#mlpack on 2020-08-10 — irc logs at libera.irclog.whitequark.org

2018-11-12 22:39 ChanServ changed the topic of #mlpack to: "mlpack: a fast, flexible machine learning library :: We don't always respond instantly, but we will respond; please be patient :: Logs at http://www.mlpack.org/irc/

00:57 [DONG]Gibby is now known as d1

02:29 mistiry_ has joined #mlpack

02:32 mistiry has quit [Ping timeout: 240 seconds]

06:51 ImQ009 has joined #mlpack

07:07 < himanshu_pathak[> Hey Everyone here is the link to my weekly blog post https://medium.com/@hpathak336/gsoc2020-week-8-9-3ecd3cb26eb4

11:41 < say4n> Does mlpack participate in GSoD?

11:41 < say4n> (https://developers.google.com/season-of-docs/)

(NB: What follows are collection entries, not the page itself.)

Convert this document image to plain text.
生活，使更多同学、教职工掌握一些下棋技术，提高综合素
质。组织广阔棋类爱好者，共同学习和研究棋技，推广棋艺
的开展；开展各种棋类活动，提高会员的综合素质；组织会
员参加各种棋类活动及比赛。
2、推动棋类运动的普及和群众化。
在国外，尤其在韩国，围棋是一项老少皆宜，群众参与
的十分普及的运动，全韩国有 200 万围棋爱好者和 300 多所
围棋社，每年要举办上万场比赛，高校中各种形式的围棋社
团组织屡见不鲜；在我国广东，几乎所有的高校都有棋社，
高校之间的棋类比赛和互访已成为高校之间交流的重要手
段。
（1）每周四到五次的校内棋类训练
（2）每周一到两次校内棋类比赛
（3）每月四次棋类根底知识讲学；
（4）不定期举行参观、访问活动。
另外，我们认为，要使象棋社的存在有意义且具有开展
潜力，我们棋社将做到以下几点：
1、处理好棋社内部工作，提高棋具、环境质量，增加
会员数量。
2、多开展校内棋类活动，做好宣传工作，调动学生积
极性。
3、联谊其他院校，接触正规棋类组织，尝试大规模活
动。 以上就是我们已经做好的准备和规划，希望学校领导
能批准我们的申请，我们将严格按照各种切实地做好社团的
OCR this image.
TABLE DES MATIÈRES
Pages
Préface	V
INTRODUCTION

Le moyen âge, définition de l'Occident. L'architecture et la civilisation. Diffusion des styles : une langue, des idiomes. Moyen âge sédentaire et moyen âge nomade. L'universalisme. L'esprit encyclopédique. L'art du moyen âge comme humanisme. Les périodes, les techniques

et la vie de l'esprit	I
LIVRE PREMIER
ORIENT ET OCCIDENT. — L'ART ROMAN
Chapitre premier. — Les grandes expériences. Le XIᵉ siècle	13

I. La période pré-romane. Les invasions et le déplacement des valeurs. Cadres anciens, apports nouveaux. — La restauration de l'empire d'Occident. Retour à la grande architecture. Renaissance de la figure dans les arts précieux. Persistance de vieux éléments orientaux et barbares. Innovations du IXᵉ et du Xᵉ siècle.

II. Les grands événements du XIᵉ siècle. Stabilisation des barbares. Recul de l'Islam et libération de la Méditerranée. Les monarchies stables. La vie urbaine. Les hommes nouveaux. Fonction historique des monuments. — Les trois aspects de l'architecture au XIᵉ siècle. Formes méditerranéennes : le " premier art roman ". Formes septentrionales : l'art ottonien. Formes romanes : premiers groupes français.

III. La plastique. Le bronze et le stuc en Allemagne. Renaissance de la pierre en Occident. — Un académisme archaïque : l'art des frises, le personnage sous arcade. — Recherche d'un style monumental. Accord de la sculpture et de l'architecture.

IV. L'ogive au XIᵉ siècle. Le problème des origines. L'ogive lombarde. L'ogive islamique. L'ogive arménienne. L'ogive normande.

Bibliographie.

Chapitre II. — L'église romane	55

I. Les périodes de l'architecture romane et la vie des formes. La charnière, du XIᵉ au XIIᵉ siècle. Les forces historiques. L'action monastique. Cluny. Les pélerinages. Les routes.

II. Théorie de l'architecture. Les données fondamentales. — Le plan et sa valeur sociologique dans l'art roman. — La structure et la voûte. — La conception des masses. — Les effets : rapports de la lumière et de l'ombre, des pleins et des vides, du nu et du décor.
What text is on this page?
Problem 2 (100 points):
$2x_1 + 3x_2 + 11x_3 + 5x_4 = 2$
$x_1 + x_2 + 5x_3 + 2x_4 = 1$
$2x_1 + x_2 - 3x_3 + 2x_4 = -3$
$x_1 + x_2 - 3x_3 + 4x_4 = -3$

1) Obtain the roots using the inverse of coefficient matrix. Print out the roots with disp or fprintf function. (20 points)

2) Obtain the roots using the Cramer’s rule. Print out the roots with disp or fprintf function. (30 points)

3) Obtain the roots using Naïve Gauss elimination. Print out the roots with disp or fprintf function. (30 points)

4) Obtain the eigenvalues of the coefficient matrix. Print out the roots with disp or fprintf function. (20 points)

13:08 < rcurtin> say4n: we haven't in the past, but I think it might be a cool idea

13:41 < say4n> Ah, cool!

14:17 < chopper_inbound[> Hello everyone here is my weekly update for week 9 and 10. https://mrityunjay-tripathi.github.io/gsoc-with-mlpack/coding_period/week9_and_10.html Please have a look :)

14:29 < rcurtin> himanshu_pathak[: chopper_inbound[: awesome, thanks for the link!

14:29 < rcurtin> I like the git merge gif :)

14:30 < rcurtin> chopper_inbound[: I agree about reading, I always prefer to read something that's actually printed vs. on a screen

14:41 < chopper_inbound[> @rcurtin:matrix.org: 👍

16:10 ImQ009 has quit [Read error: Connection reset by peer]

17:00 ImQ009 has joined #mlpack

17:41 < himanshu_pathak[> <rcurtin "I like the git merge gif :)"> :)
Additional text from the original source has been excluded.